Sin obviar que se está todavía en fase de investigación -reflexionó la científica-, es bueno enunciar que entre los pacientes que han recibido el candidato en el marco del ensayo clínico, muchos de ellos han mostrado efectos significativos, y para bien, en la calidad de vida.
La experta habló a los reporteros sobre pacientes que «han tenido respuestas completas», incluso en casos que se encontraban en estadios avanzados. Ella recordó que Cuba tiene «una agencia regulatoria que es muy fuerte; y, por lo tanto, tenemos que ir demostrando ese grupo de evidencias, para pasar a nuevas etapas».
La líder del proyecto viajó al futuro, imaginó tratamientos desde la Atención Primaria de Salud, y expresó desde la pasión y la modestia: «Tenemos la confianza en que este candidato va a seguir con todas las etapas correspondientes, y que puede formar parte de ese arsenal que está necesitando la terapia del cáncer, para poder tener mejores resultados».
OTRAS VOCES DEL EQUIPO
«HEBERSaVax es un producto con el cual muchos clínicos se sentirían muy confiados», afirmó a los periodistas el investigador clínico Julio César Hernández Perera, especialista en Medicina Interna y miembro titular de la Academia de Ciencias de Cuba.
Él, que forma parte de esta investigación llena de esperanzas, habló en términos de «un producto de la biotecnología cubana, fruto de muchas investigaciones», que tiene «la particularidad de que es único en el mundo».
El investigador y Profesor Titular también hizo hincapié en que se trata de «un producto muy seguro», porque «en los estudios clínicos que se han realizado, los pacientes han hecho evidente que HEBERSaVax es muy tolerable».
Julio César Hernández Perera no descarta que en un futuro el producto pueda ser aplicado «en muchos tumores sólidos, pues tiene una alta expresión en esa proteína que favorece el crecimiento y la diseminación del tumor». Y en la misma línea de pensamiento destacó ventajas como «la baja toxicidad, o la posibilidad de poder utilizar el producto en pacientes con múltiples comorbilidades».
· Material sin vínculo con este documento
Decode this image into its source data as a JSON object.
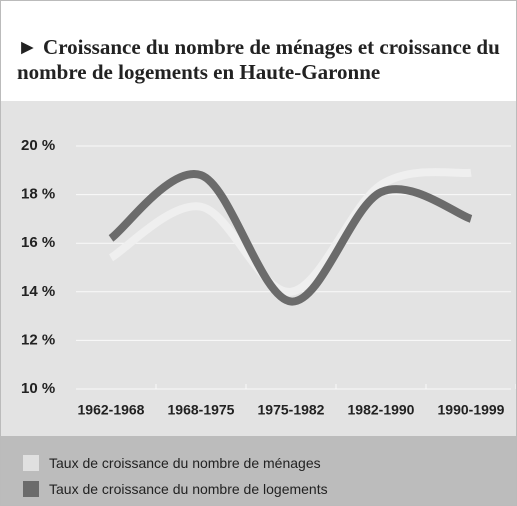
{
  "chart_data": {
    "type": "line",
    "title": "► Croissance du nombre de ménages et croissance du nombre de logements en Haute-Garonne",
    "categories": [
      "1962-1968",
      "1968-1975",
      "1975-1982",
      "1982-1990",
      "1990-1999"
    ],
    "series": [
      {
        "name": "Taux de croissance du nombre de ménages",
        "color": "#efefef",
        "values": [
          15.4,
          17.5,
          14.0,
          18.4,
          18.9
        ]
      },
      {
        "name": "Taux de croissance du nombre de logements",
        "color": "#6b6b6b",
        "values": [
          16.2,
          18.8,
          13.6,
          18.1,
          17.0
        ]
      }
    ],
    "ylim": [
      10,
      20
    ],
    "yticks": [
      {
        "value": 10,
        "label": "10 %"
      },
      {
        "value": 12,
        "label": "12 %"
      },
      {
        "value": 14,
        "label": "14 %"
      },
      {
        "value": 16,
        "label": "16 %"
      },
      {
        "value": 18,
        "label": "18 %"
      },
      {
        "value": 20,
        "label": "20 %"
      }
    ],
    "grid": true
  }
}
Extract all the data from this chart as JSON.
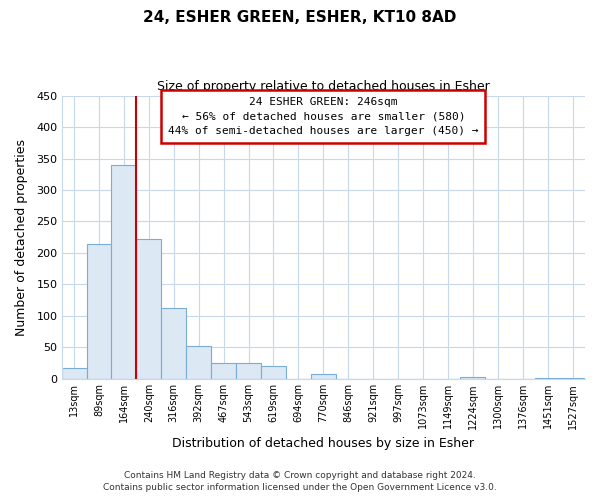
{
  "title": "24, ESHER GREEN, ESHER, KT10 8AD",
  "subtitle": "Size of property relative to detached houses in Esher",
  "xlabel": "Distribution of detached houses by size in Esher",
  "ylabel": "Number of detached properties",
  "bar_color": "#dce8f4",
  "bar_edge_color": "#7aadd4",
  "categories": [
    "13sqm",
    "89sqm",
    "164sqm",
    "240sqm",
    "316sqm",
    "392sqm",
    "467sqm",
    "543sqm",
    "619sqm",
    "694sqm",
    "770sqm",
    "846sqm",
    "921sqm",
    "997sqm",
    "1073sqm",
    "1149sqm",
    "1224sqm",
    "1300sqm",
    "1376sqm",
    "1451sqm",
    "1527sqm"
  ],
  "values": [
    18,
    215,
    340,
    222,
    113,
    53,
    26,
    25,
    20,
    0,
    7,
    0,
    0,
    0,
    0,
    0,
    3,
    0,
    0,
    2,
    2
  ],
  "vline_x_index": 3,
  "vline_color": "#cc0000",
  "annotation_title": "24 ESHER GREEN: 246sqm",
  "annotation_line1": "← 56% of detached houses are smaller (580)",
  "annotation_line2": "44% of semi-detached houses are larger (450) →",
  "annotation_box_color": "#ffffff",
  "annotation_box_edge_color": "#cc0000",
  "ylim": [
    0,
    450
  ],
  "yticks": [
    0,
    50,
    100,
    150,
    200,
    250,
    300,
    350,
    400,
    450
  ],
  "footer1": "Contains HM Land Registry data © Crown copyright and database right 2024.",
  "footer2": "Contains public sector information licensed under the Open Government Licence v3.0.",
  "bg_color": "#ffffff",
  "grid_color": "#c8d8ec"
}
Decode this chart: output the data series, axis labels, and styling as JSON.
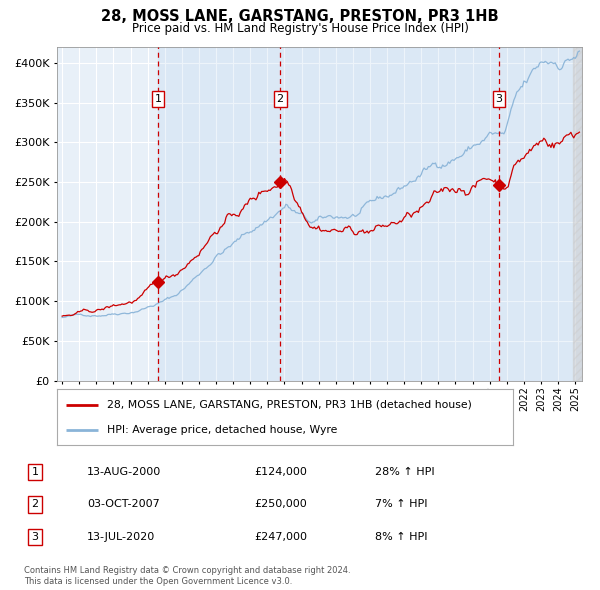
{
  "title": "28, MOSS LANE, GARSTANG, PRESTON, PR3 1HB",
  "subtitle": "Price paid vs. HM Land Registry's House Price Index (HPI)",
  "sale_dates_num": [
    2000.617,
    2007.751,
    2020.535
  ],
  "sale_prices": [
    124000,
    250000,
    247000
  ],
  "sale_labels": [
    "1",
    "2",
    "3"
  ],
  "sale_info": [
    {
      "label": "1",
      "date": "13-AUG-2000",
      "price": "£124,000",
      "hpi": "28% ↑ HPI"
    },
    {
      "label": "2",
      "date": "03-OCT-2007",
      "price": "£250,000",
      "hpi": "7% ↑ HPI"
    },
    {
      "label": "3",
      "date": "13-JUL-2020",
      "price": "£247,000",
      "hpi": "8% ↑ HPI"
    }
  ],
  "legend_property": "28, MOSS LANE, GARSTANG, PRESTON, PR3 1HB (detached house)",
  "legend_hpi": "HPI: Average price, detached house, Wyre",
  "footer": "Contains HM Land Registry data © Crown copyright and database right 2024.\nThis data is licensed under the Open Government Licence v3.0.",
  "property_color": "#cc0000",
  "hpi_color": "#8ab4d8",
  "plot_bg": "#e8f0f8",
  "grid_color": "#ffffff",
  "ylim": [
    0,
    420000
  ],
  "yticks": [
    0,
    50000,
    100000,
    150000,
    200000,
    250000,
    300000,
    350000,
    400000
  ],
  "xlim_start": 1994.7,
  "xlim_end": 2025.4
}
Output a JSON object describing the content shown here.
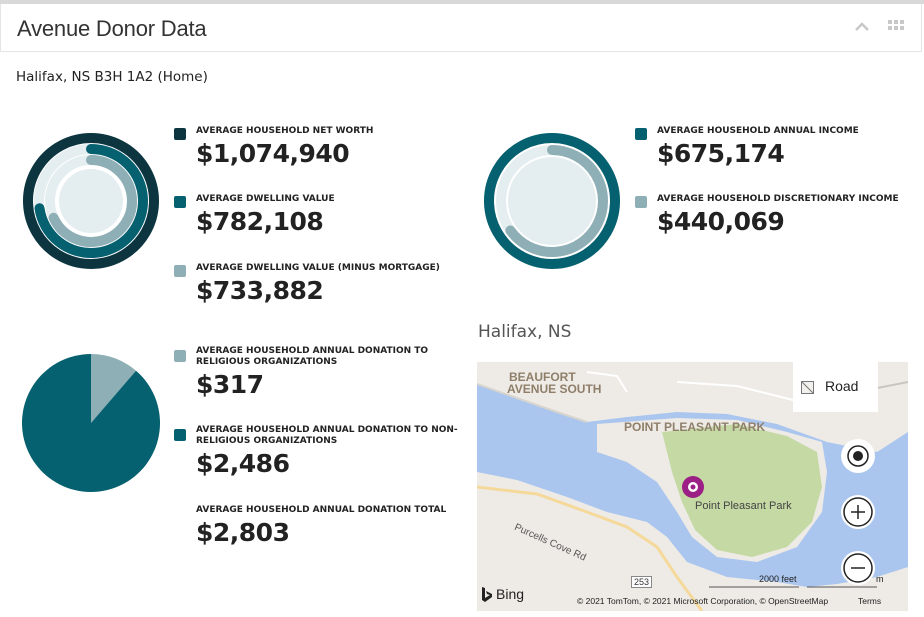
{
  "header": {
    "title": "Avenue Donor Data",
    "collapse_icon": "chevron-up-icon",
    "grid_icon": "grid-icon"
  },
  "address": "Halifax, NS B3H 1A2 (Home)",
  "colors": {
    "dark_teal": "#0c3540",
    "teal": "#05606f",
    "light_teal": "#8fafb6",
    "pale": "#e4edef"
  },
  "wealth": {
    "net_worth": {
      "label": "AVERAGE HOUSEHOLD NET WORTH",
      "value": "$1,074,940"
    },
    "dwelling": {
      "label": "AVERAGE DWELLING VALUE",
      "value": "$782,108"
    },
    "dwelling_minus": {
      "label": "AVERAGE DWELLING VALUE (MINUS MORTGAGE)",
      "value": "$733,882"
    }
  },
  "income": {
    "annual": {
      "label": "AVERAGE HOUSEHOLD ANNUAL INCOME",
      "value": "$675,174"
    },
    "discretionary": {
      "label": "AVERAGE HOUSEHOLD DISCRETIONARY INCOME",
      "value": "$440,069"
    }
  },
  "donations": {
    "religious": {
      "label_line1": "AVERAGE HOUSEHOLD ANNUAL DONATION TO",
      "label_line2": "RELIGIOUS ORGANIZATIONS",
      "value": "$317"
    },
    "non_religious": {
      "label_line1": "AVERAGE HOUSEHOLD ANNUAL DONATION TO NON-",
      "label_line2": "RELIGIOUS ORGANIZATIONS",
      "value": "$2,486"
    },
    "total": {
      "label": "AVERAGE HOUSEHOLD ANNUAL DONATION TOTAL",
      "value": "$2,803"
    }
  },
  "chart_data": [
    {
      "type": "radial-bar",
      "series": [
        {
          "name": "AVERAGE HOUSEHOLD NET WORTH",
          "value": 1074940
        },
        {
          "name": "AVERAGE DWELLING VALUE",
          "value": 782108
        },
        {
          "name": "AVERAGE DWELLING VALUE (MINUS MORTGAGE)",
          "value": 733882
        }
      ],
      "max": 1074940
    },
    {
      "type": "radial-bar",
      "series": [
        {
          "name": "AVERAGE HOUSEHOLD ANNUAL INCOME",
          "value": 675174
        },
        {
          "name": "AVERAGE HOUSEHOLD DISCRETIONARY INCOME",
          "value": 440069
        }
      ],
      "max": 675174
    },
    {
      "type": "pie",
      "series": [
        {
          "name": "AVERAGE HOUSEHOLD ANNUAL DONATION TO RELIGIOUS ORGANIZATIONS",
          "value": 317
        },
        {
          "name": "AVERAGE HOUSEHOLD ANNUAL DONATION TO NON-RELIGIOUS ORGANIZATIONS",
          "value": 2486
        }
      ]
    }
  ],
  "map": {
    "title": "Halifax, NS",
    "road_button": "Road",
    "labels": {
      "beaufort_1": "BEAUFORT",
      "beaufort_2": "AVENUE SOUTH",
      "park_area": "POINT PLEASANT PARK",
      "park_pin": "Point Pleasant Park",
      "purcells": "Purcells Cove Rd",
      "route": "253"
    },
    "scale": "2000 feet",
    "scale_unit": "m",
    "bing": "Bing",
    "attribution": "© 2021 TomTom, © 2021 Microsoft Corporation, © OpenStreetMap",
    "terms": "Terms"
  }
}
Hay que seguir investigando, hay que seguir ampliando el horizonte, tener más conocimiento, dijo el doctor para luego subrayar: «Pero sí podemos decir que estamos muy esperanzados con él y que nos da grandes fronteras, nos da ese horizonte que parece inalcanzable pero que nos habla de un camino por el cual podemos llegar a lo soñado».
Muy joven, la investigadora clínica y especialista en Medicina Interna, Adriana Felinciano Pozo, ofreció a los periodistas un breve testimonio sobre lo que ha sido formar parte de un proyecto que apuesta por la vida: «Este candidato vacunal nos brinda muchas oportunidades», afirmó.
Ella también trajo a colación la palabra seguridad; hizo referencia a «datos sólidos»; y asoció a HEBERSaVax con cualidades como la robustez y la potencialidad, como un logro que brinda la posibilidad de poderlo combinar con otros fármacos.
«Este producto -valoró la experta- ha permitido que los pacientes tengan una mejor calidad de vida, una respuesta sin efectos adversos; y es muy fácil de manipular o de poner, porque es de uso subcutáneo».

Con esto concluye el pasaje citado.